自分の両足の裏にしっかりと地面の固さを感じる。
「古代さんがたとえ出来ていたとしても、俺とじゃ体格とか肺活量が違うからなー」
『まあ、それは単なる飾りみたいなものだからね。素質があるかどうかっていうのが一番重要な所かな』
「お金で買えない物を簡単に要求してきますね……できるかなー」
『できるよきっと!』
「だといいんですけど……」
なんか信用できないなー、と訝しげに肺に思い切り空気を吸い込ませる。チョーカーの圧迫感を感じない、微妙な速さでゆっくりと、慎重に吸い込んでいく。
――肺活量すごくなった気がするなー。
まだ計ってはいないが感覚としてそう感じる。そう意識する事は悪い事じゃないだろうとぎりぎりまで空気を吸い込んでいく。

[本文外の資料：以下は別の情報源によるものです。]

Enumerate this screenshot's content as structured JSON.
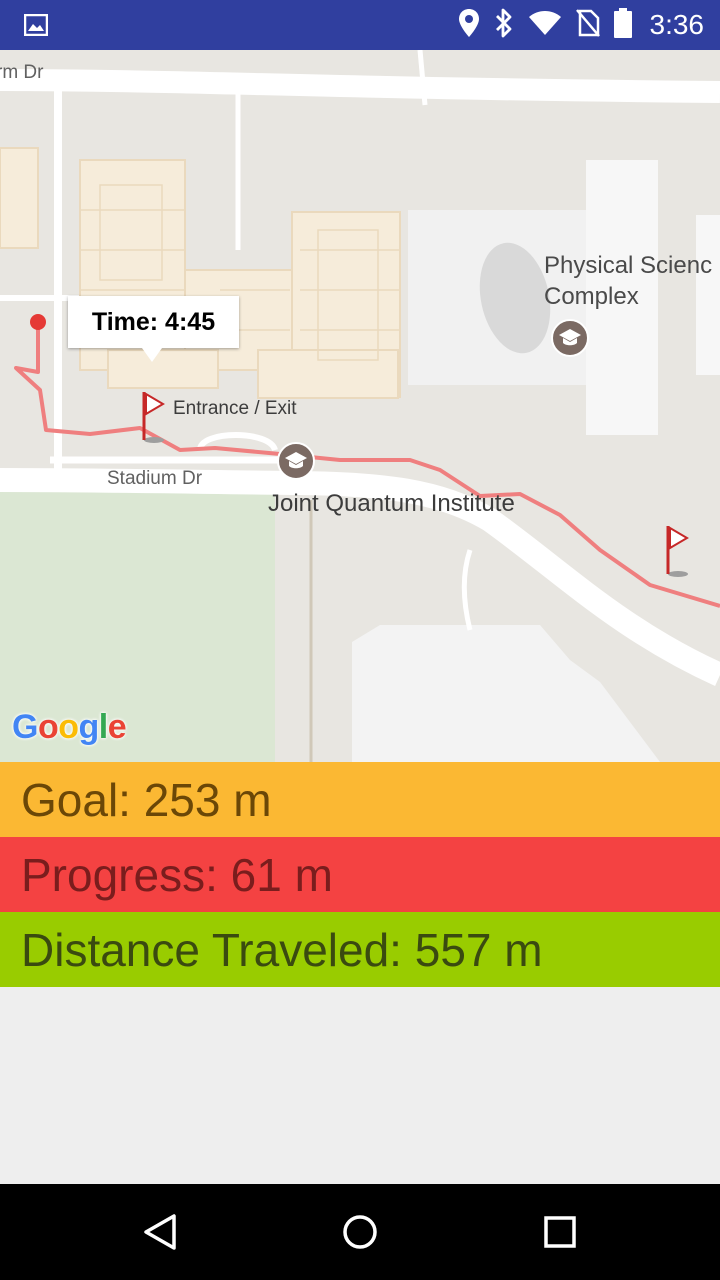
{
  "status_bar": {
    "time": "3:36",
    "icons": [
      "image-icon",
      "location-icon",
      "bluetooth-icon",
      "wifi-icon",
      "no-sim-icon",
      "battery-icon"
    ]
  },
  "map": {
    "labels": {
      "farm_dr": "rm Dr",
      "stadium_dr": "Stadium Dr",
      "entrance": "Entrance / Exit",
      "psc_line1": "Physical Scienc",
      "psc_line2": "Complex",
      "jqi": "Joint Quantum Institute"
    },
    "info_window": {
      "text": "Time: 4:45"
    },
    "google_logo": "Google",
    "colors": {
      "route": "#ef7f7f",
      "marker": "#e53935",
      "flag": "#d32f2f",
      "poi": "#7b6a63"
    }
  },
  "stats": {
    "goal": "Goal: 253 m",
    "progress": "Progress: 61 m",
    "distance": "Distance Traveled: 557 m"
  },
  "nav_bar": {
    "buttons": [
      "back",
      "home",
      "recents"
    ]
  }
}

この声量を光との口喧嘩にでも使用できれば無敵なのだろうが、口喧嘩でそもそも勝てていない。不用意な溜息程度の一言が、光の機嫌によって同じく肺ではなく、右腕を駆使して返される事があれば鬼に金棒ではなくたんなる猫に小判だった。
――あっ、これ吐き出すとき大声出せないじゃん!
最後まで時間をかけて吸い込んだ末、それを吐き出す方法に足を躓かれた透は、焦らず息を吐きだして古代にこのチョーカーを外してもらおうと抗議しようと小さく息を吐き始めた瞬間、森から何かが飛んできた。
それは地面を蹴るイノシシでも、空を飛ぶ鳥でもなかった。
三つ、まるでロケットのように一直線に低空飛行をして古代と透を狙っていた。
回転しているそれらは三角の形をしていて、その外側にはのこぎりのような鋭利な刃物が風を切りながら向かってきた。